Methodology
Research Design
To operationalize intersectionality as a method, the research design examined exclusionary birth registration practices around the world through a systematic content analysis of UN recommendations by the Human Rights Council, Committees on the Elimination of Gender and Racial Discrimination, Migrant Workers, the Rights of the Child, and to a lesser extent, the committees on the Rights of Persons with Disabilities, and the Committee against Torture, as well as the committees monitoring states’ compliance with the International Covenants on Civil and Political Rights, and Economic, Social and Cultural Rights. The main dataset used to construct the Global Inventory of Exclusionary Birth Registration Practices (hereafter Global Inventory) was the Institute on Statelessness and Inclusion’s Database on Statelessness and Human Rights (ISI, Citation2020).
As of mid-2022, those committees had issued a total of 756 recommendations to 143 UN Member States on improving birth registration. After identifying the relevant UN recommendation, the research process worked backwards to then analyze thousands of pages of UN, government, and civil society reports to identify and define problematic bordering practices where they exist. The included practices are defined within the project as any of the different elements of governance which can enact borders—whether operational, administrative, legal, or policy-based. Content analysis was complemented by high-level interviews with key informants from the CEDAW committee, UNICEF, UNHCR, and civil society networks working on these issues, among others.

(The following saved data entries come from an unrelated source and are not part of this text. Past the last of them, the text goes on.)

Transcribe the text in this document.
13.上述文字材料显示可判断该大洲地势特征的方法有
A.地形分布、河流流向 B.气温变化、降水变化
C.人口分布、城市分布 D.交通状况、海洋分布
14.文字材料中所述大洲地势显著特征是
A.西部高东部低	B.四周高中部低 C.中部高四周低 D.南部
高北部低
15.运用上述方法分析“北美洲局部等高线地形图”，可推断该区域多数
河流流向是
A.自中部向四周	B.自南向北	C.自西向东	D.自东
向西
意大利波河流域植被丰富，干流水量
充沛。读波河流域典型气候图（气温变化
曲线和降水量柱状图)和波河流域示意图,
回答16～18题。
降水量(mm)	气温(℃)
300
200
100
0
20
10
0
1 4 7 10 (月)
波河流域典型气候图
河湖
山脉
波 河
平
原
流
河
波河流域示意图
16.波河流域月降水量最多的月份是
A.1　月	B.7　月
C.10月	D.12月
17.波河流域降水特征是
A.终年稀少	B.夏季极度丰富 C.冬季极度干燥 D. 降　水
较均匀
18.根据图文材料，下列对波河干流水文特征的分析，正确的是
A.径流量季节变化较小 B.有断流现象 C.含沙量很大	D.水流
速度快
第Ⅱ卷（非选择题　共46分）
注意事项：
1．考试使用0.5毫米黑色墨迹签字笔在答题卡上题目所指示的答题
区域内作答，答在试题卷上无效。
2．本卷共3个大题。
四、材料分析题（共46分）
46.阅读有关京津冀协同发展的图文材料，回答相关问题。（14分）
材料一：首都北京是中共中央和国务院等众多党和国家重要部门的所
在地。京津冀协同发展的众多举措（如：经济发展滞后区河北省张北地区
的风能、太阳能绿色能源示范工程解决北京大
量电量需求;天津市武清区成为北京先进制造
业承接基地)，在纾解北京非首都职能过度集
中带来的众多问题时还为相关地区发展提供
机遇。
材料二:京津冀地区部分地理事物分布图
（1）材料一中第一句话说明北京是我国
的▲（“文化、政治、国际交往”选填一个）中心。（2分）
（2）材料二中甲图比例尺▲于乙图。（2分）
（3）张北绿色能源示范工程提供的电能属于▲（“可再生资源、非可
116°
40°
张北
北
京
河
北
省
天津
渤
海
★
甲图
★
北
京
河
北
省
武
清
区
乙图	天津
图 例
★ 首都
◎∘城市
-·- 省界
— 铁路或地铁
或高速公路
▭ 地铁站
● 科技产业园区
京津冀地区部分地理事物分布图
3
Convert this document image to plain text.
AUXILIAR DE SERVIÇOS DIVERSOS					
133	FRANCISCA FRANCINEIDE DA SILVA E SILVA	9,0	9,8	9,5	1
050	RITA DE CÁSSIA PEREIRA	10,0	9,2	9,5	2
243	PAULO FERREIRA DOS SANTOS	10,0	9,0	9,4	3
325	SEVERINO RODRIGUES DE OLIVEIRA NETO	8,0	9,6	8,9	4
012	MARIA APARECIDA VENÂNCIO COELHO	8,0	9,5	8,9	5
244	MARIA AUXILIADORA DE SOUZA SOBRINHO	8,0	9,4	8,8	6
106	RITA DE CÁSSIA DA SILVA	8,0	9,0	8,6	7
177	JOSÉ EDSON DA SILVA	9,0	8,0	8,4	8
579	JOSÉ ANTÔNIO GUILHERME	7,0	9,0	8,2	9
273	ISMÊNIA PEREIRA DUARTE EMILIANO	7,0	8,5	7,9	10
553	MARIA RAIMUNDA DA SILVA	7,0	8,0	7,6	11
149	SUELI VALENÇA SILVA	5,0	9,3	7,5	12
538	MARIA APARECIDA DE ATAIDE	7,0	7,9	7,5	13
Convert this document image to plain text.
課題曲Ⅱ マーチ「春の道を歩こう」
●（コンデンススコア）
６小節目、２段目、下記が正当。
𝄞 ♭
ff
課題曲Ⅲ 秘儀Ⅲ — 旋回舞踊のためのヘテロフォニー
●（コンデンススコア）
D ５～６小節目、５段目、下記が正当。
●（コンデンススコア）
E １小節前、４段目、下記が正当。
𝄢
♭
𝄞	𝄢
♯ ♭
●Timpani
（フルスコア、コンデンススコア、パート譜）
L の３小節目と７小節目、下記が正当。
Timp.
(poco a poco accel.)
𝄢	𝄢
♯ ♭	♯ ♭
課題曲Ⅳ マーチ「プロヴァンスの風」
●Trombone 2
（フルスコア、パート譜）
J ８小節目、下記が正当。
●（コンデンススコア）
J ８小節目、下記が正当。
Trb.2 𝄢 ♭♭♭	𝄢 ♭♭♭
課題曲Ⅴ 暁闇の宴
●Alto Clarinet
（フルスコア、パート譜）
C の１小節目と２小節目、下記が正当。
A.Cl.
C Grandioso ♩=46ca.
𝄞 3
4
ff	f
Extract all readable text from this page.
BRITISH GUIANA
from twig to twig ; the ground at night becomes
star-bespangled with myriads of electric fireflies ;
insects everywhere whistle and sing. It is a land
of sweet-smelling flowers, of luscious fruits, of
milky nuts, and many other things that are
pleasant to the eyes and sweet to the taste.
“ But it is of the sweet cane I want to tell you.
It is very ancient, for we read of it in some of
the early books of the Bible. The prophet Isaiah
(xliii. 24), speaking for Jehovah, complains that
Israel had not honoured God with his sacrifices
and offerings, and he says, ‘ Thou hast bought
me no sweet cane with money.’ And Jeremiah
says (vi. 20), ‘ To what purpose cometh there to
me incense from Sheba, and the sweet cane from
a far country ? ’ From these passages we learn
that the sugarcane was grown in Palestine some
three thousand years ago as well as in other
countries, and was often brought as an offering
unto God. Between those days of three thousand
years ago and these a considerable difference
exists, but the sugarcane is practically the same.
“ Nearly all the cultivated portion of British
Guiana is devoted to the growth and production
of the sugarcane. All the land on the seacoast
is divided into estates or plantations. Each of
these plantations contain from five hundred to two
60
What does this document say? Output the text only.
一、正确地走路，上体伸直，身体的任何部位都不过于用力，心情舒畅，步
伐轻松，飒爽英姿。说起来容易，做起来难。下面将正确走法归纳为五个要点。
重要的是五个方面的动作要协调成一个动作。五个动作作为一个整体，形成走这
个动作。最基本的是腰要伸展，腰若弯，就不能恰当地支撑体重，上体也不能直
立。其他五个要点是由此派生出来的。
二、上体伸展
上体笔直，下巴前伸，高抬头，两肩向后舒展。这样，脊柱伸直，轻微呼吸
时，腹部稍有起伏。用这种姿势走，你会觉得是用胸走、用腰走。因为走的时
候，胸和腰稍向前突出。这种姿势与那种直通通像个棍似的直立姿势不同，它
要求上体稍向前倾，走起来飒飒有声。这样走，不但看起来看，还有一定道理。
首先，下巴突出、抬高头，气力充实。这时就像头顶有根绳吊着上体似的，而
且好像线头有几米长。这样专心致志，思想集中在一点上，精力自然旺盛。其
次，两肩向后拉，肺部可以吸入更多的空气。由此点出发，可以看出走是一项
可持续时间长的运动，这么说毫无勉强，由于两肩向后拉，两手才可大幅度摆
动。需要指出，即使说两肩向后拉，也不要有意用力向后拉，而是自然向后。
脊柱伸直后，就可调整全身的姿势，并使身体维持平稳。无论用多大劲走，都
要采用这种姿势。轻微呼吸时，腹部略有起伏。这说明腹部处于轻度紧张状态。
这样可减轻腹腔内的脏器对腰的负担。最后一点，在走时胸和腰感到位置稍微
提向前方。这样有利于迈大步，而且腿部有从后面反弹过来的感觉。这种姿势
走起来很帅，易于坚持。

This study adopts a truly intersectional methodological approach in order to overcome the prevailing siloed approach to the issue of birth registration. This entailed an examination of the concluding observations issued on the matter from all the relevant human rights mechanisms. It also brings into view the experiences of diverse groups of parents on the move, and the ways their precarious status and intersecting forms of discrimination can impact their children’s access to the right to birth registration. This is an important corrective to much of the existing literature on children’s rights.
The research design establishes the breadth of the problem through the global inventory, and takes an in-depth look at how such exclusions continue despite efforts of governments and civil society organizations to regularize migrants and naturalize their descendants.